The China Project recently spotlighted Taylor Swift’s amazing fluency in speaking Mandarin Chinese. It is amazing to think she is able to gain this level of proficiency while attending to her billion dollar business empire. Except that she can’t speak Chinese that well and the video of her, and others, doing so in the China Project piece were actually accomplished by a sophisticated piece of deepfake AI software which is impressively adept that mimicking a speaker’s natural voice and lip movements.
HeyGen’s “Video Translate” tool, which created the Swift deepfakes, is capable of translating footage into 14 different languages — including Mandarin, Hindi, and Arabic — and can clone the speaker’s voice and sync the person’s lips in an “authentic speaking style,” according to the company’s website.

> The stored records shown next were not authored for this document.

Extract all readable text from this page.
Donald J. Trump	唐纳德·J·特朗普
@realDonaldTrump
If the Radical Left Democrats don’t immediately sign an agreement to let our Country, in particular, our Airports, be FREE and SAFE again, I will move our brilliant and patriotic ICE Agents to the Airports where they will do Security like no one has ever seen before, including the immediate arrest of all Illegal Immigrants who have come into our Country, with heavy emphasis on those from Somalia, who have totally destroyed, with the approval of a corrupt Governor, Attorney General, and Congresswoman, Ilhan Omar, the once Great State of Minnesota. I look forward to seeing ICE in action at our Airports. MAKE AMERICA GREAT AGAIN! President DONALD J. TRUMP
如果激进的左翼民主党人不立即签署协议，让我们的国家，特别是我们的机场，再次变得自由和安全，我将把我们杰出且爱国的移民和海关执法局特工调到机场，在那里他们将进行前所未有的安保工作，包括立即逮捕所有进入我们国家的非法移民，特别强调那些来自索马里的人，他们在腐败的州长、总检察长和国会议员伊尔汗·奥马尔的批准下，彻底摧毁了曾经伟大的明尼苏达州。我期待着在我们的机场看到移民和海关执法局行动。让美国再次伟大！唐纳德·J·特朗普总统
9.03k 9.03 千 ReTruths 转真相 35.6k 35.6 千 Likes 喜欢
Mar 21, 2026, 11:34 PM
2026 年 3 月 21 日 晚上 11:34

On Weibo, fans of the tool praised it for its exciting potential to improve dubbing in foreign films, as it is able to match the movements of an actor’s mouth with their translated speech in Chinese. Others also pointed out that it could be an AI-powered solution to revolutionize Chinese ecommerce brands, which have found it difficult to reach global audiences due to a lack of dual-lingual livestreamers.
Others had the obvious concerns about the technology being used as a propaganda tool or to generate false content with which to accuse people of all sorts of wrong doing. The article reports that by moving to the US,
“…HeyGen is no longer subject to China’s deepfake rules, which went into effect in January. As one of the first governments to regulate hyper-realistic, AI-generated media, Beijing requires companies to obtain consent from individuals whose likenesses are being manipulated; deepfakes need to be labeled as such on the internet, and can’t be used for purposes deemed harmful (vaguely defined) to national security or the economy.
Similar rules regarding the use of AI to create content like this without some detectable markers or disclaimers indicating the content is fake is being contemplated in the US. An executive order along those lines were issued today.
But as the article suggests, tools like these could be a boon for arts organizations seeking to increase accessibility. Especially if they are able to work in real time to provide captioning and translations for performances, concerts, and lectures which may not have a formal script or translate notes and commentary in galleries (or whatever the tour guide is saying)
People may be more open to watching foreign films (or anime as I suggest in the title of this post) if the dubbing looks and sounds convincing. Though it will probably be bad news for the voice actors who currently make a living doing anime dubs.